Tinfoil on the Windows, Hartzine (FR)

Si on pouvait labelliser les genres comme on labellise certains de nos breuvages favoris, pour sûr l’indie rap canadien mériterait une Appellation d’Origine Contrôlée tant il nous apparaît depuis l’éblouissant Vertex de Buck 65 singulièrement différent de ce que nous catégorisons de coutume sous le terme “hip-hop”. En effet au pays des caribous, l’idéal-type du b-boy est à mille lieux de l’iconographie hiératique du bad boys Angelinos. Aussi, de ce côté-ci des Grands Lacs, dans la province du Saskatchewan, là où l’ennui des prairies sans fin remplace celle des quartiers sans horizon, le rappeur est souvent blanc, peut avoir comme modèle Johnny Cash, porter des chemises en laine en plus d’être à carreaux, détester le Moët, les blunts, les putes au fessier aussi rebondi que les suspensions d’un Monster Truck en action et leur préférer le whisky sans âge, la clope sans filtre et les femmes sans seins ; écouter le Wu-Tang les pieds vissés dans la boue, une canne à pêche dans une main, un livre de Burroughs dans l’autre ; sentir la paille humide plutôt que le bitume froid et croire encore que sa musique à une âme.


Ce type ainsi défini a son maître. Un homme au nom de scène à la syllabe redondante, soso , fondateur en 99 avec son pote poivre et sel Epic de l’indispensable Clothes Horses Records et instigateur d’une musique qui, bien que formellement se définisse comme du rap, a su à la manière de ses cousins éloignés d’Anticon, bâtir un style inédit et anticonformiste plutôt que de s’efforcer à vainement reproduire un genre toujours profondément ancré dans ses fondements urbains et délibérément exégète de l’histoire de la musique noire dont elle est naturellement originaire. Bref Troy Gronsdahl de son vrai nom conçoit un rap non orthodoxe, lo-fi, sans fard ni paillettes, capable avec toute la simplicité et l’humilité qui caractérisent ses productions autant que l’homme qui les compose, de construire des ponts entre le songwriting dylanien, la noirceur lumineuse de My Bloody Valentine ou encore la frange la plus honorable du hip-hop made in US (Sage Francis, Ceschi Ramos, Astronautalis, Otem Relik).
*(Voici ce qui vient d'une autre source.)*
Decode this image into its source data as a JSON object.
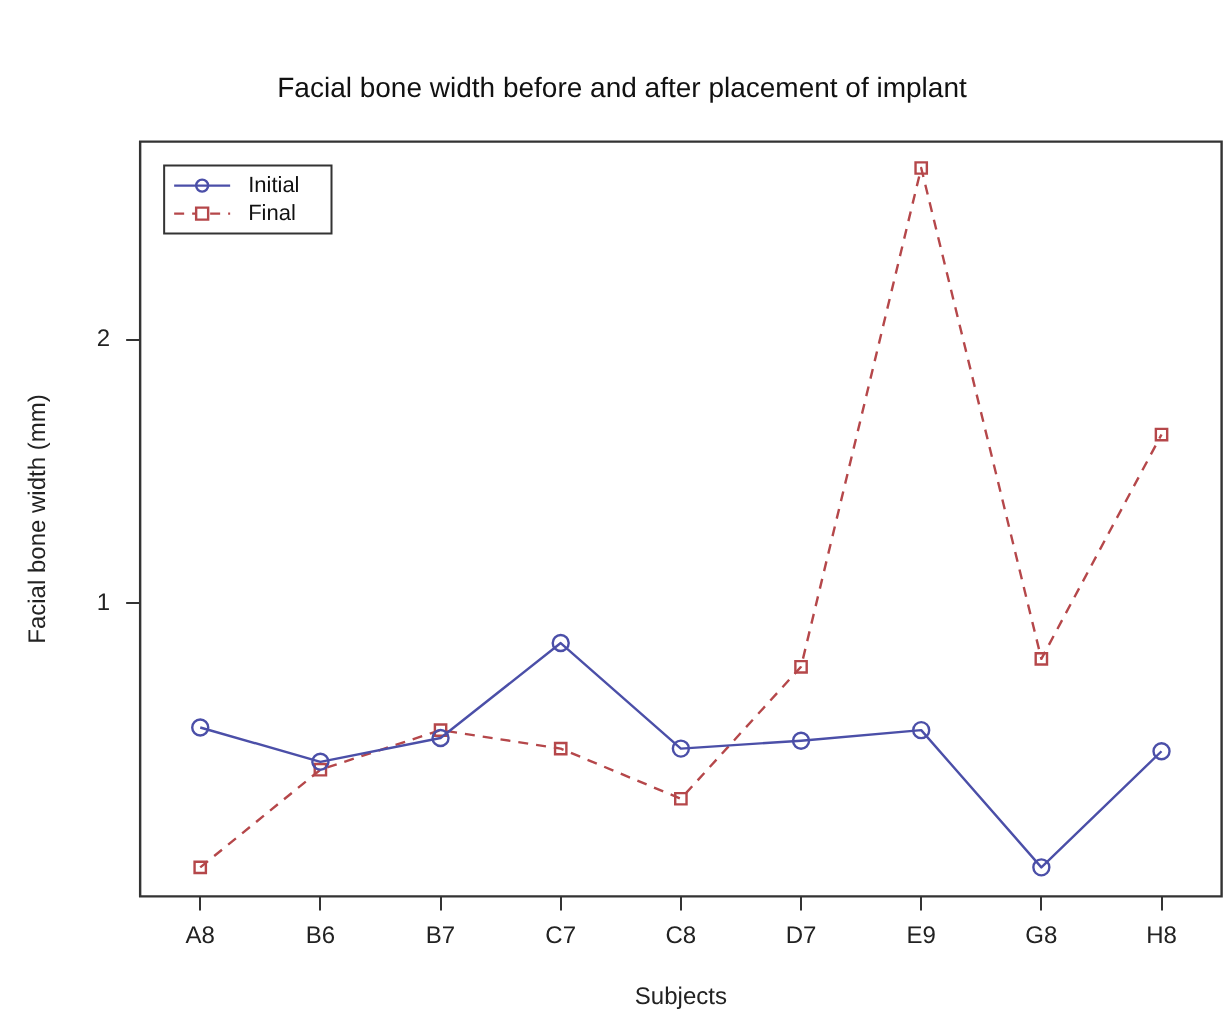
{
  "chart_data": {
    "type": "line",
    "title": "Facial bone width before and after placement of implant",
    "xlabel": "Subjects",
    "ylabel": "Facial bone width (mm)",
    "categories": [
      "A8",
      "B6",
      "B7",
      "C7",
      "C8",
      "D7",
      "E9",
      "G8",
      "H8"
    ],
    "series": [
      {
        "name": "Initial",
        "color": "#4b4fa8",
        "marker": "circle",
        "line_style": "solid",
        "values": [
          0.53,
          0.4,
          0.49,
          0.85,
          0.45,
          0.48,
          0.52,
          0.0,
          0.44
        ]
      },
      {
        "name": "Final",
        "color": "#b5474a",
        "marker": "square",
        "line_style": "dashed",
        "values": [
          0.0,
          0.37,
          0.52,
          0.45,
          0.26,
          0.76,
          2.65,
          0.79,
          1.64
        ]
      }
    ],
    "ylim": [
      -0.11,
      2.75
    ],
    "yticks": [
      1,
      2
    ],
    "grid": false,
    "legend": "top left"
  }
}
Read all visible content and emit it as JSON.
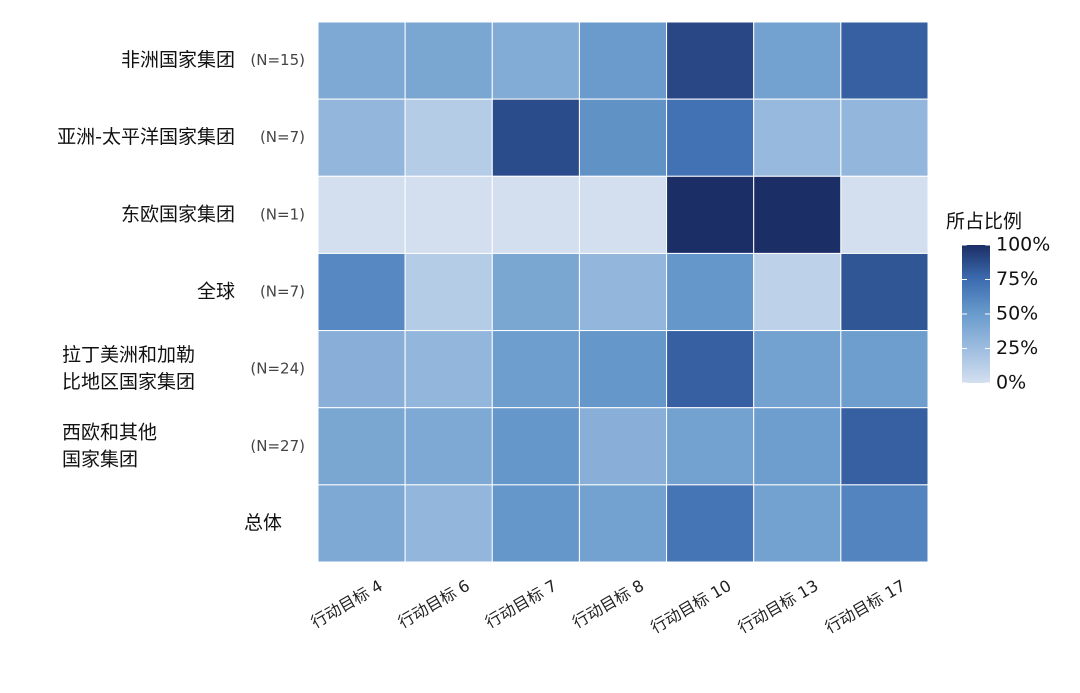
{
  "chart_data": {
    "type": "heatmap",
    "x_categories": [
      "行动目标 4",
      "行动目标 6",
      "行动目标 7",
      "行动目标 8",
      "行动目标 10",
      "行动目标 13",
      "行动目标 17"
    ],
    "y_categories": [
      [
        "非洲国家集团"
      ],
      [
        "亚洲-太平洋国家集团"
      ],
      [
        "东欧国家集团"
      ],
      [
        "全球"
      ],
      [
        "拉丁美洲和加勒",
        "比地区国家集团"
      ],
      [
        "西欧和其他",
        "国家集团"
      ],
      [
        "总体"
      ]
    ],
    "y_notes": [
      "(N=15)",
      "(N=7)",
      "(N=1)",
      "(N=7)",
      "(N=24)",
      "(N=27)",
      null
    ],
    "values": [
      [
        40,
        42,
        38,
        50,
        90,
        45,
        80
      ],
      [
        30,
        14,
        88,
        55,
        72,
        28,
        30
      ],
      [
        0,
        0,
        0,
        0,
        100,
        100,
        0
      ],
      [
        60,
        14,
        42,
        30,
        52,
        10,
        84
      ],
      [
        35,
        30,
        48,
        52,
        80,
        45,
        48
      ],
      [
        42,
        40,
        52,
        35,
        45,
        48,
        80
      ],
      [
        40,
        30,
        52,
        45,
        70,
        45,
        62
      ]
    ],
    "colorscale": [
      "#d3dfef",
      "#9dbde0",
      "#6a9bcc",
      "#3d6cb0",
      "#1b2f66"
    ],
    "legend_title": "所占比例",
    "clim": [
      0,
      100
    ],
    "cticks": [
      {
        "value": 0,
        "label": "0%"
      },
      {
        "value": 25,
        "label": "25%"
      },
      {
        "value": 50,
        "label": "50%"
      },
      {
        "value": 75,
        "label": "75%"
      },
      {
        "value": 100,
        "label": "100%"
      }
    ]
  }
}
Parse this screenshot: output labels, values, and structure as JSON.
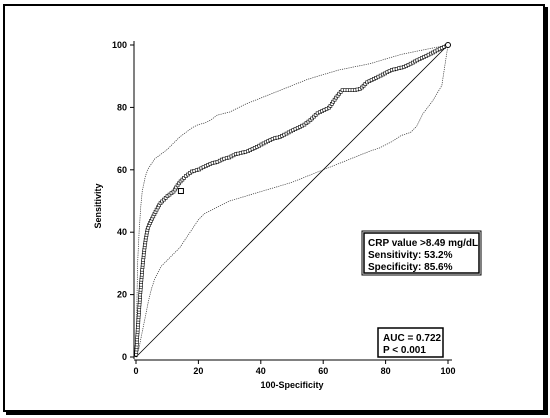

Le décor ainsi planté, on louera donc la belle initiative de la structure clermontoise Kütu Folk Records de ressortir- 3 ans après sa parution confidentielle sur le label montréalais Endemik – Tinfoil On The Windows, dernier album en date du natif de Saskatoon. Initiative qui, on l’espère enfin, aura pour conséquence heureuse de détourner quelque peu ce hip-hop mutant du relatif anonymat dans lequel il semblait être à jamais réduit. Faisant suite aux essentiels Birthday Song et autre Tenht Street and Clarence, cet album avec l’apport (parfois trop prégnant) des guitares noisy de son compatriote Maybe Smith pousse ainsi la formule éprouvée jusqu’alors – celle du mélange opportun entre une rythmique minimaliste, véritable éloge à la lenteur, l’intelligente trivialité des paroles et l’épure mélodique de l’ensemble – vers une étrange radicalité, presque post-rock, renforcée par cette ambiance hallucinée de fin du monde qui s’en dégage.

Seulement tutoyer ainsi l’extrême aurait pu être fatal à cet ultime effort si soso n’avait pas feint d’ignorer la beauté fantomatique de l’esprit folk qui était au cœur même de ses précédents albums. Or soyez rassurés, le piano désaccordé de saloon poussiéreux aux sonorités cafardeuses et poignantes résonne toujours. Les cordes rêches et tendues de sa veille guitare acoustique, vestige d’un passé musical encore bien vivant, poursuivent leur quête ancestrale. On perçoit aussi ici un bel accordéon, là des bruits familiers, parfois des chœurs tout en retenue et c’est toujours cette même écriture sondeuse, dépouillée et cette manière si particulière de la chanter qui sont une nouvelle fois à l’œuvre ; prouvant enfin que le rap peut être tout aussi poignant, sérieux et poétique qu’une chanson de Will Oldham et ce, même revisitée par Bark Psychosis.